Negative days moves backwards. The starting date is never counted, whether or
not it is itself a business day, so addBusinessDays(friday, 1) lands on the
following Monday. days of 0 returns the date unchanged; a non-integer days
throws a RangeError.
businessDaysBetween(start, end, options?) => number
Counts business days from the day after start through end, inclusive.
Returns 0 when start and end are equal, and a negative number when end
is before start. It is the inverse of addBusinessDays: when end is itself
a business day, addBusinessDays(start, businessDaysBetween(start, end)) lands
back on end.
nextBusinessDay(date, options?) => Temporal.PlainDate
The nearest business day strictly after date.
previousBusinessDay(date, options?) => Temporal.PlainDate
The nearest business day strictly before date.

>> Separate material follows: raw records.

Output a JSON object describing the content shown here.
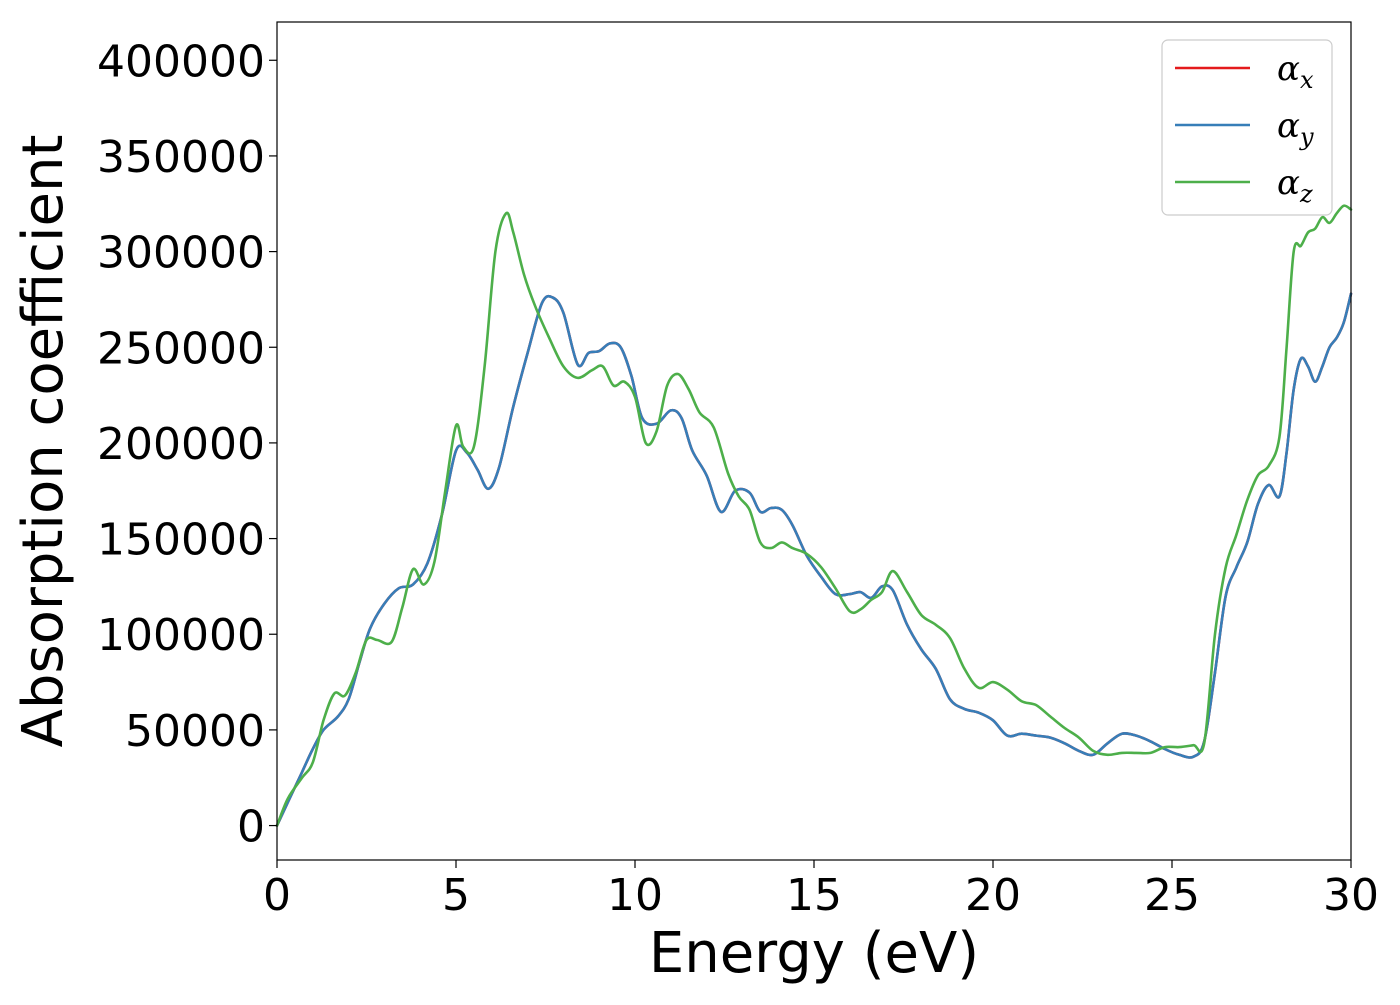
{
  "chart_data": {
    "type": "line",
    "title": "",
    "xlabel": "Energy (eV)",
    "ylabel": "Absorption coefficient",
    "xlim": [
      0,
      30
    ],
    "ylim": [
      -18000,
      420000
    ],
    "xticks": [
      "0",
      "5",
      "10",
      "15",
      "20",
      "25",
      "30"
    ],
    "yticks": [
      "0",
      "50000",
      "100000",
      "150000",
      "200000",
      "250000",
      "300000",
      "350000",
      "400000"
    ],
    "grid": false,
    "legend_position": "top-right",
    "series": [
      {
        "name": "α",
        "subscript": "x",
        "color": "#e41a1c",
        "x": [
          0,
          0.3,
          0.7,
          1.0,
          1.3,
          1.7,
          2.0,
          2.3,
          2.6,
          3.0,
          3.4,
          3.8,
          4.2,
          4.6,
          5.0,
          5.3,
          5.6,
          5.9,
          6.2,
          6.6,
          7.0,
          7.4,
          7.7,
          8.0,
          8.4,
          8.7,
          9.0,
          9.3,
          9.6,
          9.9,
          10.2,
          10.6,
          11.0,
          11.3,
          11.6,
          12.0,
          12.4,
          12.8,
          13.2,
          13.5,
          13.8,
          14.1,
          14.4,
          14.8,
          15.2,
          15.6,
          16.0,
          16.3,
          16.6,
          16.9,
          17.2,
          17.6,
          18.0,
          18.4,
          18.8,
          19.2,
          19.6,
          20.0,
          20.4,
          20.8,
          21.2,
          21.6,
          22.0,
          22.4,
          22.8,
          23.2,
          23.6,
          24.0,
          24.4,
          24.8,
          25.2,
          25.6,
          25.9,
          26.2,
          26.5,
          26.8,
          27.1,
          27.4,
          27.7,
          28.0,
          28.2,
          28.4,
          28.6,
          28.8,
          29.0,
          29.2,
          29.4,
          29.6,
          29.8,
          30.0
        ],
        "values": [
          0,
          12000,
          28000,
          40000,
          50000,
          57000,
          66000,
          85000,
          103000,
          116000,
          124000,
          126000,
          137000,
          162000,
          196000,
          195000,
          186000,
          176000,
          187000,
          219000,
          247000,
          273000,
          276000,
          268000,
          241000,
          247000,
          248000,
          252000,
          250000,
          235000,
          213000,
          210000,
          217000,
          213000,
          196000,
          183000,
          164000,
          175000,
          174000,
          164000,
          166000,
          165000,
          157000,
          141000,
          130000,
          121000,
          121000,
          122000,
          119000,
          125000,
          123000,
          105000,
          92000,
          82000,
          66000,
          61000,
          59000,
          55000,
          47000,
          48000,
          47000,
          46000,
          43000,
          39000,
          37000,
          43000,
          48000,
          47000,
          44000,
          40000,
          37000,
          36000,
          44000,
          80000,
          120000,
          135000,
          148000,
          168000,
          178000,
          172000,
          195000,
          228000,
          244000,
          240000,
          232000,
          240000,
          250000,
          255000,
          263000,
          278000
        ]
      },
      {
        "name": "α",
        "subscript": "y",
        "color": "#377eb8",
        "x": [
          0,
          0.3,
          0.7,
          1.0,
          1.3,
          1.7,
          2.0,
          2.3,
          2.6,
          3.0,
          3.4,
          3.8,
          4.2,
          4.6,
          5.0,
          5.3,
          5.6,
          5.9,
          6.2,
          6.6,
          7.0,
          7.4,
          7.7,
          8.0,
          8.4,
          8.7,
          9.0,
          9.3,
          9.6,
          9.9,
          10.2,
          10.6,
          11.0,
          11.3,
          11.6,
          12.0,
          12.4,
          12.8,
          13.2,
          13.5,
          13.8,
          14.1,
          14.4,
          14.8,
          15.2,
          15.6,
          16.0,
          16.3,
          16.6,
          16.9,
          17.2,
          17.6,
          18.0,
          18.4,
          18.8,
          19.2,
          19.6,
          20.0,
          20.4,
          20.8,
          21.2,
          21.6,
          22.0,
          22.4,
          22.8,
          23.2,
          23.6,
          24.0,
          24.4,
          24.8,
          25.2,
          25.6,
          25.9,
          26.2,
          26.5,
          26.8,
          27.1,
          27.4,
          27.7,
          28.0,
          28.2,
          28.4,
          28.6,
          28.8,
          29.0,
          29.2,
          29.4,
          29.6,
          29.8,
          30.0
        ],
        "values": [
          0,
          12000,
          28000,
          40000,
          50000,
          57000,
          66000,
          85000,
          103000,
          116000,
          124000,
          126000,
          137000,
          162000,
          196000,
          195000,
          186000,
          176000,
          187000,
          219000,
          247000,
          273000,
          276000,
          268000,
          241000,
          247000,
          248000,
          252000,
          250000,
          235000,
          213000,
          210000,
          217000,
          213000,
          196000,
          183000,
          164000,
          175000,
          174000,
          164000,
          166000,
          165000,
          157000,
          141000,
          130000,
          121000,
          121000,
          122000,
          119000,
          125000,
          123000,
          105000,
          92000,
          82000,
          66000,
          61000,
          59000,
          55000,
          47000,
          48000,
          47000,
          46000,
          43000,
          39000,
          37000,
          43000,
          48000,
          47000,
          44000,
          40000,
          37000,
          36000,
          44000,
          80000,
          120000,
          135000,
          148000,
          168000,
          178000,
          172000,
          195000,
          228000,
          244000,
          240000,
          232000,
          240000,
          250000,
          255000,
          263000,
          278000
        ]
      },
      {
        "name": "α",
        "subscript": "z",
        "color": "#4daf4a",
        "x": [
          0,
          0.3,
          0.7,
          1.0,
          1.3,
          1.6,
          1.9,
          2.2,
          2.5,
          2.8,
          3.2,
          3.5,
          3.8,
          4.1,
          4.4,
          4.7,
          5.0,
          5.2,
          5.5,
          5.8,
          6.1,
          6.4,
          6.6,
          6.9,
          7.2,
          7.6,
          8.0,
          8.4,
          8.8,
          9.1,
          9.4,
          9.7,
          10.0,
          10.3,
          10.6,
          10.9,
          11.2,
          11.5,
          11.8,
          12.2,
          12.6,
          12.9,
          13.2,
          13.5,
          13.8,
          14.1,
          14.4,
          14.8,
          15.2,
          15.6,
          16.0,
          16.3,
          16.6,
          16.9,
          17.2,
          17.6,
          18.0,
          18.4,
          18.8,
          19.2,
          19.6,
          20.0,
          20.4,
          20.8,
          21.2,
          21.6,
          22.0,
          22.4,
          22.8,
          23.2,
          23.6,
          24.0,
          24.4,
          24.8,
          25.2,
          25.6,
          25.9,
          26.2,
          26.5,
          26.8,
          27.1,
          27.4,
          27.7,
          28.0,
          28.2,
          28.4,
          28.6,
          28.8,
          29.0,
          29.2,
          29.4,
          29.6,
          29.8,
          30.0
        ],
        "values": [
          0,
          14000,
          25000,
          33000,
          55000,
          69000,
          68000,
          80000,
          97000,
          97000,
          96000,
          114000,
          134000,
          126000,
          138000,
          175000,
          209000,
          198000,
          198000,
          240000,
          300000,
          320000,
          310000,
          288000,
          272000,
          255000,
          240000,
          234000,
          238000,
          240000,
          230000,
          232000,
          224000,
          200000,
          206000,
          230000,
          236000,
          228000,
          216000,
          208000,
          184000,
          172000,
          165000,
          148000,
          145000,
          148000,
          145000,
          142000,
          135000,
          124000,
          112000,
          113000,
          118000,
          122000,
          133000,
          122000,
          110000,
          105000,
          98000,
          82000,
          72000,
          75000,
          71000,
          65000,
          63000,
          57000,
          51000,
          46000,
          39000,
          37000,
          38000,
          38000,
          38000,
          41000,
          41000,
          42000,
          43000,
          100000,
          135000,
          152000,
          170000,
          183000,
          188000,
          203000,
          250000,
          300000,
          303000,
          310000,
          312000,
          318000,
          315000,
          320000,
          324000,
          322000
        ]
      }
    ]
  }
}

Plugging in a holiday source
The holidays predicate is the integration point for a region-aware holiday
library. For example, with dach-holidays
providing German/Austrian/Swiss holidays, wire its check straight in:
import { isHoliday } from 'dach-holidays'
import { addBusinessDays, isBusinessDay } from 'temporal-business-days'
// Holidays for Berlin (DE-BE). dach-holidays' isHoliday takes a string | Date,
// so convert the PlainDate to its ISO string (e.g. "2026-12-25") first.
const options = {
holidays: (date: Temporal.PlainDate) => isHoliday(date.toString(), 'DE-BE'),
}
isBusinessDay(Temporal.PlainDate.from('2026-12-25'), options)
// false — Christmas Day is a public holiday in Berlin
addBusinessDays(Temporal.PlainDate.from('2026-12-23'), 2, options)

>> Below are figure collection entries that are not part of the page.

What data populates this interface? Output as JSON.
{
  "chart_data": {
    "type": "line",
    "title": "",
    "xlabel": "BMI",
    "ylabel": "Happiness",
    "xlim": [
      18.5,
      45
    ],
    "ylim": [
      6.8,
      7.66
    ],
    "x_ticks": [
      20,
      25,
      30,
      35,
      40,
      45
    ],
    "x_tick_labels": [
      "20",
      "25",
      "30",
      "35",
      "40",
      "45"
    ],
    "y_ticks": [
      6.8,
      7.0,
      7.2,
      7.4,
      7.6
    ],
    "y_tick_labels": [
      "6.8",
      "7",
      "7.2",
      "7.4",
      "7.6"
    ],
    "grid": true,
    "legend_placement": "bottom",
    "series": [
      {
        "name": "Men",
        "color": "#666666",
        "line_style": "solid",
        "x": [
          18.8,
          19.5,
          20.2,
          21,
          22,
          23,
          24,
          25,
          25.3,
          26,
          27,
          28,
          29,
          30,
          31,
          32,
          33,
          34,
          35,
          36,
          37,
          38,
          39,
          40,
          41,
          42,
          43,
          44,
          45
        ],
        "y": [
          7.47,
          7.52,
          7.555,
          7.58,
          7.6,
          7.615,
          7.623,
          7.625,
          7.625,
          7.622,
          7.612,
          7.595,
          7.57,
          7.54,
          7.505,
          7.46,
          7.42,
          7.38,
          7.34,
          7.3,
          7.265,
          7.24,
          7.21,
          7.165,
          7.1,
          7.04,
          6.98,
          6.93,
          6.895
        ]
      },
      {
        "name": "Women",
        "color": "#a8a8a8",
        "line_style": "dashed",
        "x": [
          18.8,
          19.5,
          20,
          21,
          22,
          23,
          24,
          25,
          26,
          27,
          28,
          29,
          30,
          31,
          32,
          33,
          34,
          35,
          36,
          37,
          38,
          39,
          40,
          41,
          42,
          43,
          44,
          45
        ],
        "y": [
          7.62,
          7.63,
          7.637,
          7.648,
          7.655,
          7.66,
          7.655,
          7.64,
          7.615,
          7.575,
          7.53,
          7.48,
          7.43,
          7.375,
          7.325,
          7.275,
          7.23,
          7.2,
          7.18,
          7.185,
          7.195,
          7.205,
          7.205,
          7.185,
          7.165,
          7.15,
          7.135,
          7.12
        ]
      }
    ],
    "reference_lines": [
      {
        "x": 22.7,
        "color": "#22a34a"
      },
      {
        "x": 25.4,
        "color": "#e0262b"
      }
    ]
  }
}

// skips the 24th/25th if they are holidays as well as the weekendBecause the predicate is just a function, the same pattern works for any source — a database lookup, a hand-written rule, or another holiday package.
Temporal support
Temporal is a recent addition to JavaScript, so native availability is still uneven:
- Firefox — shipped (2025)
- Chrome — shipped (early 2026)
- Safari — in progress; check MDN or caniuse for current status
- Node.js — no native support yet
Until your target environments ship it, use the polyfill as described in Requirements. The browser/runtime picture is changing quickly, so the links above are the source of truth rather than this list.